The 2nd Workshop on Practical LLM-assisted Data-to-Text Generation

News

09/09/2024: The workshop programme and accepted papers list are now available!
06/09/2024: Craig Thomson (ADAPT/DCU), and Marco Valentino (Neuro-Symbolic AI Group / Idiap Research Institute) confirmed as keynote speakers!
24/07/2024: Based on multiple requests, we decided to update the deadline. The submission page is now open until Friday, July 26, 23.59 AoE. Good luck with your submissions!
01/07/2024: We created a public Google group https://groups.google.com/g/public-d2t2024/ where you can follow the news and get technical feedback. For private matters see the /contacts page.
28/06/2024: We now have a date! Practical D2T 2024 will be on 23 September @INLG 2024, Tokyo, Japan!
20/06/2024: Call for paper is online!
19/06/2024: the official Practical D2T 2024 website is online!

Background

Natural Language Generation (NLG) has been an active area of research for decades, both academically and industrially. Data-to-text (D2T) generation (Reiter and Dale, 1997; Gatt and Krahmer, 2018) is the NLG task where a system describes structured data in natural language. Traditionally, commercial D2T systems have been based on symbolic approaches (Dale, 2020; Leppänen et al., 2017), i.e. handcrafted rules or templates.

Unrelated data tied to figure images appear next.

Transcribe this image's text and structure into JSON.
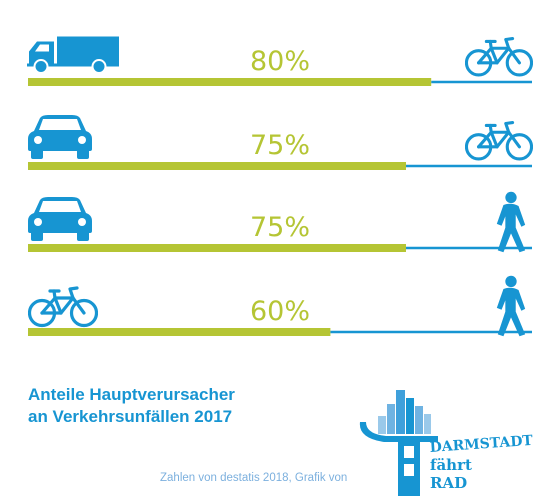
{
  "chart_data": {
    "type": "bar",
    "title": "Anteile Hauptverursacher an Verkehrsunfällen 2017",
    "xlim": [
      0,
      100
    ],
    "rows": [
      {
        "causer_icon": "truck-icon",
        "victim_icon": "bicycle-icon",
        "value": 80,
        "label": "80%"
      },
      {
        "causer_icon": "car-icon",
        "victim_icon": "bicycle-icon",
        "value": 75,
        "label": "75%"
      },
      {
        "causer_icon": "car-icon",
        "victim_icon": "pedestrian-icon",
        "value": 75,
        "label": "75%"
      },
      {
        "causer_icon": "bicycle-icon",
        "victim_icon": "pedestrian-icon",
        "value": 60,
        "label": "60%"
      }
    ],
    "colors": {
      "bar": "#b5c534",
      "track": "#1795d2",
      "icons": "#1795d2",
      "label": "#b5c534"
    }
  },
  "caption": {
    "line1": "Anteile Hauptverursacher",
    "line2": "an Verkehrsunfällen 2017"
  },
  "credit": "Zahlen von destatis 2018, Grafik von",
  "logo": {
    "name": "DARMSTADT fährt RAD",
    "line1": "DARMSTADT",
    "line2": "fährt",
    "line3": "RAD"
  }
}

More experimental approaches to D2T, such as E2E and Transformer-based systems (Dušek et al., 2020; Sharma et al., 2022) have been limited to research because of well-known issues like knowledge gaps, lack of factuality, and hallucination (Ji et al., 2023; Wang et al., 2023).

The recently introduced instruction-tuned, multi-task Large Language Models (LLMs) promise to become a viable alternative to rule-based D2T systems. They exhibit the ability to capture knowledge, follow instructions, and produce coherent text from various domains (Sanh et al., 2021; Ouyang et al., 2022). However, even the best LLMs still suffer from well-known issues of neural models, such as lack of controllability and risk of producing harmful text. Recent research thus proposed various approaches to improve the semantic accuracy of LLMs D2T, including prompt tuning (Su et al., 2022; Ye and Durrett, 2022), targeted fine-tuning (Zhang et al., 2024), Retrieval Augmented Generation (RAG) (Jiang et al., 2023; Chen et al., 2024), external tool integration (Wang et al., 2024), and neuro-symbolic approaches (Sarker et al, 2021; Hitzler et al., 2022).

Practical D2T 2024 aims to build a space for researchers to discuss and present innovative work on D2T systems using LLMs. Building upon the 2023 edition’s hackathon, Practical D2T 2024 opens up a broader range of activities, including a special track for neuro-symbolic D2T approaches and a hackathon focused on the evaluation and semantic accuracy of D2T using LLMs.